California, in 1996, was the first state to legalize the use of marijuana for medicinal purposes. By 2012, 16 states, including Washington, D.C., now permit its use with a medical prescription. In 2010, a majority-minority city, Oakland, California, became the first city in the nation to license factories (four of them) to grow and sell marijuana for medical use. Oaklands city council backed issuing pot licenses as a way to create new jobs. Advocates for legalizing marijuana contend that it should be a vehicle for the state to collect new revenues, treating it, therefore, like alcohol and taxing for revenue-collection proposes. It will save the state revenues from the cost of maintaining its overflowing drug courts and prisons. A main reason for the legalization of marijuana is that it will eliminate the illegal market and close off a long and terrible pipeline leading toward the mass incarceration of minority youth.
Yet there is also strong opposition to the legalization of marijuana under Proposition 19. Black churches have expressed opposition to Proposition 19. Most Democrats in California have opposed it. Governor Jerry Brown, the then-Democratic candidate in 2010, said he was against Proposition 19 because the state would lose revenue from the federal government if it passed. Democratic U.S. Senator Dianne Feinstein has said that Prop 19 would contribute to rising crime rates and violence. Kamala D. Harris, the Democratic candidate for Californias state attorney general in 2010, said that the proposition would encourage driving while high and drug use at work. Public-health advocates argue that the taxes collected from the sale of marijuana wont cover the spike in health costs related to its use; in this way, too, it is like tobacco and alcohol. In general, some policy experts contend that Proposition 19 is a fantasy since federal legislation is required for the legalization of marijuana in the states (Kleiman 2010).

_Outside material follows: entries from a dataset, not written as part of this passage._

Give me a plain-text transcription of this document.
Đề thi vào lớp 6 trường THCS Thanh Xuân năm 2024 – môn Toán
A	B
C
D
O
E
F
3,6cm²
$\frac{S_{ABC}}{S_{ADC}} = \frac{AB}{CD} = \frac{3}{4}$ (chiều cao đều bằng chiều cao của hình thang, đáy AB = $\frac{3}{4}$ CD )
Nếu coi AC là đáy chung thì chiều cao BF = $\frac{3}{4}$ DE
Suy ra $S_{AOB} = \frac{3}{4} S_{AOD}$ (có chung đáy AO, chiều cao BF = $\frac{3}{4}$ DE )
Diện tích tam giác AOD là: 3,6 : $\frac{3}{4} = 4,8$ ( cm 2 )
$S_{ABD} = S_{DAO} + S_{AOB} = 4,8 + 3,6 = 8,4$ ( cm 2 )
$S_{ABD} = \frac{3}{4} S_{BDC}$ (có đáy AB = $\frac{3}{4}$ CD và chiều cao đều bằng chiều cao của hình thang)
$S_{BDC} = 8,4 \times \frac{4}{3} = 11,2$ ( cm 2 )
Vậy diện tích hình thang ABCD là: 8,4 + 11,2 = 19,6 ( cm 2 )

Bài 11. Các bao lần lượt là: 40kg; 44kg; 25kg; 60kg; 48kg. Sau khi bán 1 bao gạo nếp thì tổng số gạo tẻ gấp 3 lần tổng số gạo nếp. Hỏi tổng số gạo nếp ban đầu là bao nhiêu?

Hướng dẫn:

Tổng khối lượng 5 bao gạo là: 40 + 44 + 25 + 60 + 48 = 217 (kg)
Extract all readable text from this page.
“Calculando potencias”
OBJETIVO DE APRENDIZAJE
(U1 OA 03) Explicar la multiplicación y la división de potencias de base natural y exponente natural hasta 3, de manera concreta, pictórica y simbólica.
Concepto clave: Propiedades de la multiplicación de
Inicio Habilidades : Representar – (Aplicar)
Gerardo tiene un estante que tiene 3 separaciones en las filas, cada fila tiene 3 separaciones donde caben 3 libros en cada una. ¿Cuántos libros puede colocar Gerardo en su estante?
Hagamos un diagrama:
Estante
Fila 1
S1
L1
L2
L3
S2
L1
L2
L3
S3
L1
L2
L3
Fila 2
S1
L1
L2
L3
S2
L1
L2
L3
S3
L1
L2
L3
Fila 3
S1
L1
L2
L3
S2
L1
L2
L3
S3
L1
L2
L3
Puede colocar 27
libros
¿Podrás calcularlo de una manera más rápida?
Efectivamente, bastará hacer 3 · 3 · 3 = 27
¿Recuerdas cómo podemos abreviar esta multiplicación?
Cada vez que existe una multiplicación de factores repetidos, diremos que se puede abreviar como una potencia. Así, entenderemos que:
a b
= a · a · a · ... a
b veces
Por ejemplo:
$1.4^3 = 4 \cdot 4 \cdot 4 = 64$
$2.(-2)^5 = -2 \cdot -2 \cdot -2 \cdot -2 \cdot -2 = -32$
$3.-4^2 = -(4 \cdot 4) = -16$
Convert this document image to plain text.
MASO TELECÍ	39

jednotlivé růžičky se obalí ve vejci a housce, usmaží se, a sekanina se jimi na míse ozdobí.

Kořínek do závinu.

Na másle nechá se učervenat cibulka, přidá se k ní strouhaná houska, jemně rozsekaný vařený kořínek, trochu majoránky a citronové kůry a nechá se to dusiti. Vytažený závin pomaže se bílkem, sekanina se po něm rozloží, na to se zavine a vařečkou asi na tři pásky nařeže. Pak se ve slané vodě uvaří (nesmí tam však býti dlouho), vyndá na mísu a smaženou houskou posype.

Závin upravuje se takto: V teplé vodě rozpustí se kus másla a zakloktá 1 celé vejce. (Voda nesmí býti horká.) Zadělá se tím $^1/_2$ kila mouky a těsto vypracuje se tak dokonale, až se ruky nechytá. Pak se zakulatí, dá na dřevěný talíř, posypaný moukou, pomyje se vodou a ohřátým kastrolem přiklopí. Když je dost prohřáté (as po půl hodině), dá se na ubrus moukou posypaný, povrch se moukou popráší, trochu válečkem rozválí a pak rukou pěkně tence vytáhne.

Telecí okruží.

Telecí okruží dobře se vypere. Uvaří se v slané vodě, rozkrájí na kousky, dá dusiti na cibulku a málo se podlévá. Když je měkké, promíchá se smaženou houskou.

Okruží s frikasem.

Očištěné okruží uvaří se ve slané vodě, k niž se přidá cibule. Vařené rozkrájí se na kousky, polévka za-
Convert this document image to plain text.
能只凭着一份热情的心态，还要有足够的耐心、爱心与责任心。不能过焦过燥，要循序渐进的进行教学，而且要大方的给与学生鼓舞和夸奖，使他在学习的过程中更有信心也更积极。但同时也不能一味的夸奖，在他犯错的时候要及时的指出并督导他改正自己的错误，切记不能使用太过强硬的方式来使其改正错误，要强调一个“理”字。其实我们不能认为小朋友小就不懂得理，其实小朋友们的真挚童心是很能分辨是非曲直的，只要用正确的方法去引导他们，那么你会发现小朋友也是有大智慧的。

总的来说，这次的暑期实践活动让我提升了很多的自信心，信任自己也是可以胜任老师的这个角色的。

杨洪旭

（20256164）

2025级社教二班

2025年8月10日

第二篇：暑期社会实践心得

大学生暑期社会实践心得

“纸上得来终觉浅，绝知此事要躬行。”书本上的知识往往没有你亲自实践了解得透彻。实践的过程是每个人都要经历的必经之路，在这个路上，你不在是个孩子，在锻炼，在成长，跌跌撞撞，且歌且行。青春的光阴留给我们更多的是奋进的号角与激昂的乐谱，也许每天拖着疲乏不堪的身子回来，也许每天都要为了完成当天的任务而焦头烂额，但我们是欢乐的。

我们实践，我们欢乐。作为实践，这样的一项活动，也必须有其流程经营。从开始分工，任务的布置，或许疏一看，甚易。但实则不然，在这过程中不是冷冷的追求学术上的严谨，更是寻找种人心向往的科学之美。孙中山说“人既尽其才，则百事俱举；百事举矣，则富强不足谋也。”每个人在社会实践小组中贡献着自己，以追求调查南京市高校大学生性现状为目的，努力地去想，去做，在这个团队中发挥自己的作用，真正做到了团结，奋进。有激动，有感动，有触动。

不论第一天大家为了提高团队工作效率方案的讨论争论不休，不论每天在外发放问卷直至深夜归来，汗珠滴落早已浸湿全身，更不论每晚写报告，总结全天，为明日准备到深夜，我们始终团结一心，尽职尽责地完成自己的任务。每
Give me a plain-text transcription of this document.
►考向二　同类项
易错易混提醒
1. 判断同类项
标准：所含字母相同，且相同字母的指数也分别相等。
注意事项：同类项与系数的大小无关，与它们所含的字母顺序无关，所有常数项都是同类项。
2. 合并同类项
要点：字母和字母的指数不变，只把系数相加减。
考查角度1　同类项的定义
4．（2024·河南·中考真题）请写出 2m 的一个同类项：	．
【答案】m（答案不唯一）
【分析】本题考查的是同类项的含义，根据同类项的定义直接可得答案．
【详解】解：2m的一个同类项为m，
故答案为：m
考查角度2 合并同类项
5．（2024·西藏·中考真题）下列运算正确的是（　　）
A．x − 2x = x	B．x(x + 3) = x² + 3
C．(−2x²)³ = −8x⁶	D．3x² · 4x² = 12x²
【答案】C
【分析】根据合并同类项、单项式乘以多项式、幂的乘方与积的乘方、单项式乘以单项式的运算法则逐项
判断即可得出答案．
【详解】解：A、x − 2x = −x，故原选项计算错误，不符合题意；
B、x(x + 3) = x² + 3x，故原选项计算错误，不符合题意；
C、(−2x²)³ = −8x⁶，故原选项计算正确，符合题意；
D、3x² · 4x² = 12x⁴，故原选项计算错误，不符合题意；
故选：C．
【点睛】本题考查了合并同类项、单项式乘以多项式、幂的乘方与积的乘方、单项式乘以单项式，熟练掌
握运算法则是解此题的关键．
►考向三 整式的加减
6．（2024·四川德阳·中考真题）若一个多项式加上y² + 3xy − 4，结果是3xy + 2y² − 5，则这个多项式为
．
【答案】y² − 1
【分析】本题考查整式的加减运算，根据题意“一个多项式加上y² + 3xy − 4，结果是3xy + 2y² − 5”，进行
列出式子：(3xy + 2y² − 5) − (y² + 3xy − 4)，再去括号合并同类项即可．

Marijuana for medicinal purposes was legalized first in 1996, but now, nearly 20 years later, little research exists in public policy on how new drug policies affect communities of color. As minority politics and race scholars, we feel a responsibility to communities of color in addressing current and controversial topics, and organized this volume to address the question of whether the legalization of marijuana would help or hurt the Black, Latino, and mixed-race communities. This type of research can contribute to a brighter future for minority citizens. Americas rules have been harshly unfair to Blacks and minorities, and thus, we ask whether legalization of marijuana might be necessary to safeguard minority families from a lifetime of hardship and inequality. Some of us say yes and others say no, while some have yet to take a side in this debate. Who in minority communities favors legalization and why, and do these minority opinions differ from the opinions held by White Americans?